May 5, 2026

NZ CEOs are buying AI they admit is delivering nothing

Two professionals discussing business strategy with a digital presentation board in a modern office.

The number that should stop every AI pitch meeting

PwC’s 29th CEO Survey, covering more than 4,500 chief executives globally, landed a finding in February that deserves more airtime than it has received: 78% of New Zealand CEOs report AI has had little to no impact on their organisations. New Zealand sits worse than the global average on this measure. Half of those same leaders say their greatest concern is not transforming fast enough.

That combination, low impact and high anxiety, is not a technology problem. It is a sales environment perfectly designed to separate businesses from their capital.

The global execution gap is worse than the headlines suggest

KPMG’s Global Tech Report 2026, published in January, puts numbers around the disconnect. While 74% of organisations globally report their AI use cases are delivering some business value, only 24% achieve ROI across multiple use cases. The ambition is even more disconnected: 68% of organisations want to reach the highest level of AI maturity by end of 2026, but only 24% say they are there today.

High performers are getting average ROI of 4.5x. The industry average sits at 2x. Most New Zealand businesses are closer to the average, if they are measuring at all.

Guy Holland, Global Leader of KPMG’s CIO Centre of Excellence, framed the shift: “The future belongs to leaders who turn intelligence into advantage. Our research shows organizations are pushing past the early phase of AI roulette, placing scattered bets on multiple technologies, and are now increasingly focused on delivering value.”

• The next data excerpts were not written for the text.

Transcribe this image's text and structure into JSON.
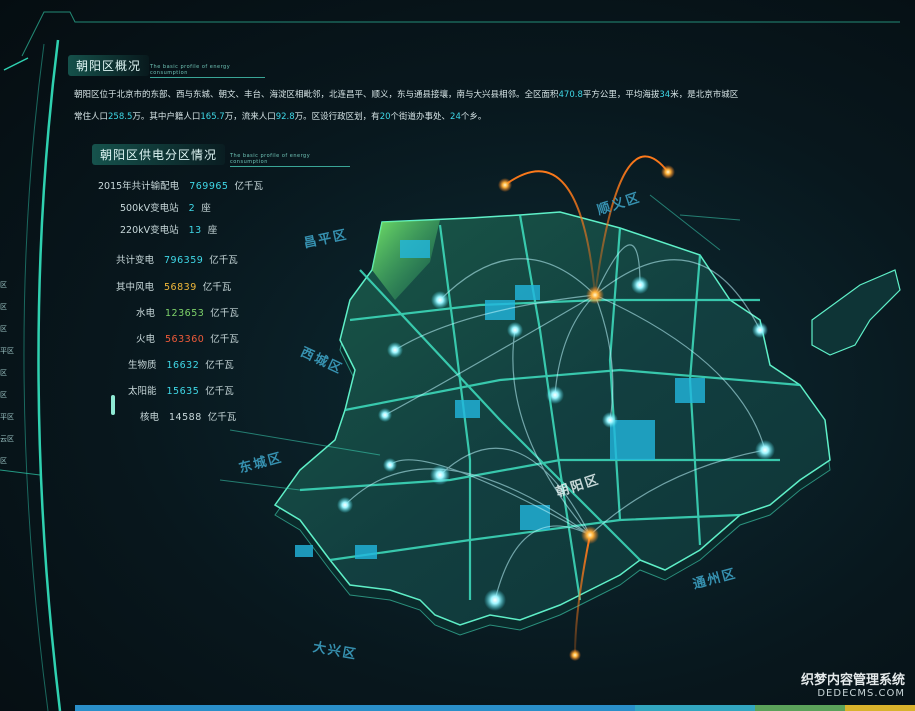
{
  "intro_section": {
    "title": "朝阳区概况",
    "subtitle": "The basic profile of energy consumption",
    "line1": [
      {
        "t": "朝阳区位于北京市的东部、西与东城、朝文、丰台、海淀区相毗邻，北连昌平、顺义，东与通县接壤，南与大兴县相邻。全区面积"
      },
      {
        "t": "470.8",
        "hl": true
      },
      {
        "t": "平方公里，平均海拔"
      },
      {
        "t": "34",
        "hl": true
      },
      {
        "t": "米，是北京市城区"
      }
    ],
    "line2": [
      {
        "t": "常住人口"
      },
      {
        "t": "258.5",
        "hl": true
      },
      {
        "t": "万。其中户籍人口"
      },
      {
        "t": "165.7",
        "hl": true
      },
      {
        "t": "万，流来人口"
      },
      {
        "t": "92.8",
        "hl": true
      },
      {
        "t": "万。区设行政区划，有"
      },
      {
        "t": "20",
        "hl": true
      },
      {
        "t": "个街道办事处、"
      },
      {
        "t": "24",
        "hl": true
      },
      {
        "t": "个乡。"
      }
    ]
  },
  "supply_section": {
    "title": "朝阳区供电分区情况",
    "subtitle": "The basic profile of energy consumption",
    "stats": [
      {
        "label": "2015年共计输配电",
        "value": "769965",
        "unit": "亿千瓦",
        "color": "#3fd7e6"
      },
      {
        "label": "500kV变电站",
        "value": "2",
        "unit": "座",
        "color": "#3fd7e6"
      },
      {
        "label": "220kV变电站",
        "value": "13",
        "unit": "座",
        "color": "#3fd7e6"
      },
      {
        "label": "共计变电",
        "value": "796359",
        "unit": "亿千瓦",
        "color": "#3fd7e6"
      },
      {
        "label": "其中风电",
        "value": "56839",
        "unit": "亿千瓦",
        "color": "#f0b73a"
      },
      {
        "label": "水电",
        "value": "123653",
        "unit": "亿千瓦",
        "color": "#7ed36a"
      },
      {
        "label": "火电",
        "value": "563360",
        "unit": "亿千瓦",
        "color": "#ee5a3a"
      },
      {
        "label": "生物质",
        "value": "16632",
        "unit": "亿千瓦",
        "color": "#3fd7e6"
      },
      {
        "label": "太阳能",
        "value": "15635",
        "unit": "亿千瓦",
        "color": "#3fd7e6"
      },
      {
        "label": "核电",
        "value": "14588",
        "unit": "亿千瓦",
        "color": "#c8d8da"
      }
    ]
  },
  "left_nav": [
    "区",
    "区",
    "区",
    "平区",
    "区",
    "区",
    "平区",
    "云区",
    "区"
  ],
  "districts": [
    {
      "name": "顺义区"
    },
    {
      "name": "昌平区"
    },
    {
      "name": "西城区"
    },
    {
      "name": "东城区"
    },
    {
      "name": "朝阳区"
    },
    {
      "name": "通州区"
    },
    {
      "name": "大兴区"
    }
  ],
  "colors": {
    "accent": "#3fd7e6",
    "map_fill": "#0f3b3a",
    "map_edge": "#5ff0c8",
    "arc_orange": "#ff7a1a",
    "node_glow": "#9ff6ff"
  },
  "watermark": {
    "line1": "织梦内容管理系统",
    "line2": "DEDECMS.COM"
  }
}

The talent shortage compounds everything. 53% of organisations globally still lack the people needed to deliver their digital transformation plans, and 92% anticipate that managing AI agents will become a critical skill within five years.

NZ’s SME problem is structural, not motivational

The MBIE AI strategy published in July 2025 established the baseline: 67% of larger NZ businesses utilise some form of AI, up from 48% in 2023. But 68% of NZ SMEs had no plans to evaluate or invest in AI, compared to only 38% of Australian SMEs. At publication, New Zealand was the only OECD country without a published AI strategy.

The AI Forum’s March 2025 survey of 200 NZ businesses found 82% reported some AI use, but the detail matters. In 2025, 72% were using pre-existing AI solutions built into tools they already owned, versus only 13% using custom-built solutions. Only 56% reported positive financial impact. More than a quarter of firms deploying AI had done so without structured upskilling.

The firms that get it right are seeing real money

This is not a story about AI being worthless. A report commissioned by 2degrees and prepared by Deloitte Access Economics, published in April 2026, provides the first NZ-specific estimate of AI’s relationship with firm-level productivity. The headline: the average SME that adopted AI earned around $400,000 more in FY25 than a comparable non-adopter. The average large business earned approximately $59.1 million more.

2degrees Chief Business Officer Andrew Fairgray said: “The research shows that AI is no longer theoretical. It actually gives us some practical levers that we can use to lift productivity, if we adopt it and we adopt it properly.”

The critical caveat: this study measures firms that have adopted AI. It does not measure the broader population that invested and saw little return. Self-selection is doing heavy lifting in those numbers.

Treasury’s sobering baseline

A Treasury economic analysis from March 2024 found no evidence of aggregate productivity growth from AI despite positive firm-level impacts in some cases. A 10% increase in AI investment was associated with only 0.04% firm-level growth. The analysis described the economics literature as increasingly pessimistic about productivity gains if adoption is left to market dynamics.

In August 2025, BusinessDesk flagged poor progress monitoring and poor follow-through on initial training as specific execution failures holding NZ firms back.

What this means before your next vendor meeting

The pressure to spend on AI is at maximum precisely when the evidence base for broad returns is weakest. The businesses seeing genuine gains share specific characteristics: integrated data systems, digitised core processes, clear governance, and workforce capability built before the technology arrived.

For every other business, the practical question is simple. Before the next AI pitch meeting, ask the vendor to show you ROI evidence from businesses your size, in your sector, with your level of data infrastructure. If they cannot, you are not buying productivity. You are funding their case study.